Trade in goods by exporter characteristics, by enterprise employment size and number of partner countries Canada 2010–2019. Source: Statistics Canada. Table 12-10-0091-01 Trade in goods by exporter characteristics, by enterprise employment size and number of partner countries.

For this purpose, trade in goods between countries is broken down by economic activity, size-class of enterprises, trade concentration, geographical diversification and products traded. Standardised annual information on TEC in the European Union is available from 2009 onwards. The information is used to carry out more sophisticated kinds of analysis, e.g. to evaluate the role of European companies in the context of globalization or to assess the impact of international trade in goods on employment, production and value added (e.g. through the developemnt of Extended Supply-Use Tables that can be integrated into imrproved measures of Trade in Value Added) [17].

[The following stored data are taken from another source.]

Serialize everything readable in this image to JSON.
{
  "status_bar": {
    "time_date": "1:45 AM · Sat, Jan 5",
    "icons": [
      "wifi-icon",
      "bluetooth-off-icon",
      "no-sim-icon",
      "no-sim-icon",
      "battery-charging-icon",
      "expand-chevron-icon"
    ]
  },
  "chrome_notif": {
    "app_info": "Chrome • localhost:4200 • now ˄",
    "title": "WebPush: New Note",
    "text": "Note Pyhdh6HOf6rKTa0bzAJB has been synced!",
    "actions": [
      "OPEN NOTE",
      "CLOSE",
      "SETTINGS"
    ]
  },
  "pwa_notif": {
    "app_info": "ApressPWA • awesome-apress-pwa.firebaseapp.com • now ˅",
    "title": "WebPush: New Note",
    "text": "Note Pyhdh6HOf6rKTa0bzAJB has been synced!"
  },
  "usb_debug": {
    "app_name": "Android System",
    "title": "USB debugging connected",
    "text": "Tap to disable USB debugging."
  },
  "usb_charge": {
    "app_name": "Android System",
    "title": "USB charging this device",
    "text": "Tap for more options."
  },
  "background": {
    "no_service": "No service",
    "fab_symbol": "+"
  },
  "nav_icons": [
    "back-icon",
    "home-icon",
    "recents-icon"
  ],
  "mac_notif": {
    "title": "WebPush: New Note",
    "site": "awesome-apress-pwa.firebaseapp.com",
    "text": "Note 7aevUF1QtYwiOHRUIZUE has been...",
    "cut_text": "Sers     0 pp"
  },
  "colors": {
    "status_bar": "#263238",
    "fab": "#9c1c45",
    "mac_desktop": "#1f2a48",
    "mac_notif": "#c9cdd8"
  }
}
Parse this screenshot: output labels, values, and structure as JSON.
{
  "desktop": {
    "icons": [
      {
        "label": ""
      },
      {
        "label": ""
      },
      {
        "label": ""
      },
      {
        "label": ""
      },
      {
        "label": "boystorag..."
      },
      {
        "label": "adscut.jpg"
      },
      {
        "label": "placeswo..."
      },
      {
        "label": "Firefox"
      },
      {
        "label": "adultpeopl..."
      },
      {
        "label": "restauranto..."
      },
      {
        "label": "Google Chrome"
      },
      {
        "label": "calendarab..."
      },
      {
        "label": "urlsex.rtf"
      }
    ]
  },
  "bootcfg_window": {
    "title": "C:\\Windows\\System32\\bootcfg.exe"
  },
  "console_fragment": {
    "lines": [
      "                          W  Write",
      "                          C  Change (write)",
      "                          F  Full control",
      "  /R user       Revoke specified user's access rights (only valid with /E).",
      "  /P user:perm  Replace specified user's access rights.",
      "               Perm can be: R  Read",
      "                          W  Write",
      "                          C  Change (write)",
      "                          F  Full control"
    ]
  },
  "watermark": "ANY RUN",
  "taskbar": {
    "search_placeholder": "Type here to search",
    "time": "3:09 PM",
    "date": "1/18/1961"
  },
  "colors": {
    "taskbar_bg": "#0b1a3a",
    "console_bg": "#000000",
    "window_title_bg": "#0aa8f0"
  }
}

Trade by Enterprise Characteristics statistics is not only produced by European countries but also by many other (mainly OECD) economies e.g. Statistics Canada. Figure 3 shows that SMEs mainly export to one or a few export markets while large exporting enterprises are truly global by exporting to 20 or more countries.

5. Experimental statistics based on MDL

As data access and data sharing within countries is organized in very different ways, MDL is more complicated to conduct at an international level. In measuring the structure and impact of cross-border activities of enterprises, business statistics compilers often face a dilemma: on the one hand, international organisations and policy makers demands for additional information on the structure, development and impact of global enterprises. On the other hand, budget constraints, reluctance to increase the burden on survey respondents, and national legislation put tight constraints on data access and data sharing for international statistical purposes.

To overcome the constraints and limitations of cross-border micro data access and micro data ex-change, researchers in close cooperation with international organisations (such as UN, OECD, Euro-stat) have developed several approaches [22]. An approach can vary from sharing micro data in a secured environment under strict legal conditions of access, use and publication, or, when sharing micro data is not an option, using an approach called ‘Distributed Micro Data Research’ (DMDR). This approach, based on harmonised national data sets and using the same set ups for analysis and aggregating data, became quite successful in international research on economic and social issues [23, 24, 25].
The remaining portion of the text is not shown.